Why do we still not care about female artists?

© Guerrilla Girls 2012

© Guerrilla Girls 2012

In 1723, Dutch painter Margareta Haverman was thrown out of the Académie Royale when the painting she submitted was deemed to be too good to have been painted by a woman. Some would argue that little has changed in the Western art world.

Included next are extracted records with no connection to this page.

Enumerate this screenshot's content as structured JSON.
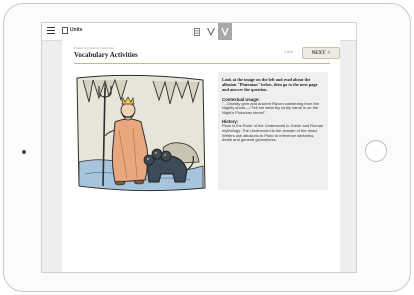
{
  "app": {
    "units_label": "Units",
    "toolbar": {
      "tools": [
        "notes-icon",
        "glossary-icon",
        "vocabulary-icon"
      ],
      "active_tool": "vocabulary-icon"
    }
  },
  "page": {
    "breadcrumb": "Future Vocabulary Activities",
    "title": "Vocabulary Activities",
    "pager": "1 of 4",
    "next_label": "NEXT",
    "next_arrow": ">"
  },
  "info": {
    "prompt": "Look at the image on the left and read about the allusion \"Plutonian\" below, then go to the next page and answer the question.",
    "usage_heading": "Contextual Usage:",
    "usage_text": "\"...Ghastly grim and ancient Raven wandering from the Nightly shore—/ Tell me what thy lordly name is on the Night's Plutonian shore!\"",
    "history_heading": "History:",
    "history_text": "Pluto is the Ruler of the Underworld in Greek and Roman mythology. The Underworld is the domain of the dead. Writers use allusions to Pluto to reference darkness, death and general gloominess."
  },
  "colors": {
    "accent": "#c8b88a",
    "active_tool": "#a6aaa6",
    "info_bg": "#efefef"
  }
}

Yet, 2015 could be said to have begun well for women: in London South African artist Marlene Dumas is presenting an important and widely publicised exhibition of her work at Tate Modern and this is just a few months after Georgia O’Keeffe’s painting ‘Jimson Weed/White Flower No 1’ smashed auction records and achieved a price of $44.4m at Sotheby’s in New York, the highest amount ever paid for a work by a female artist. However, in a world so heavily concerned with appearances it should come as no surprise that looks can be deceiving. One need look no further than the recent private treaty sale of Gauguin’s ‘Nafea Faa Ipoipo (When Will You Marry?)’ for $300 million dollars making it the most expensive piece of art ever sold, or take the most expensive sale at auction for a male artist: Francis Bacon’s ‘Three Studies of Lucian Freud’ which sold for $142.4 million in 2013, nearly $100 million more than O’Keeffe’s record.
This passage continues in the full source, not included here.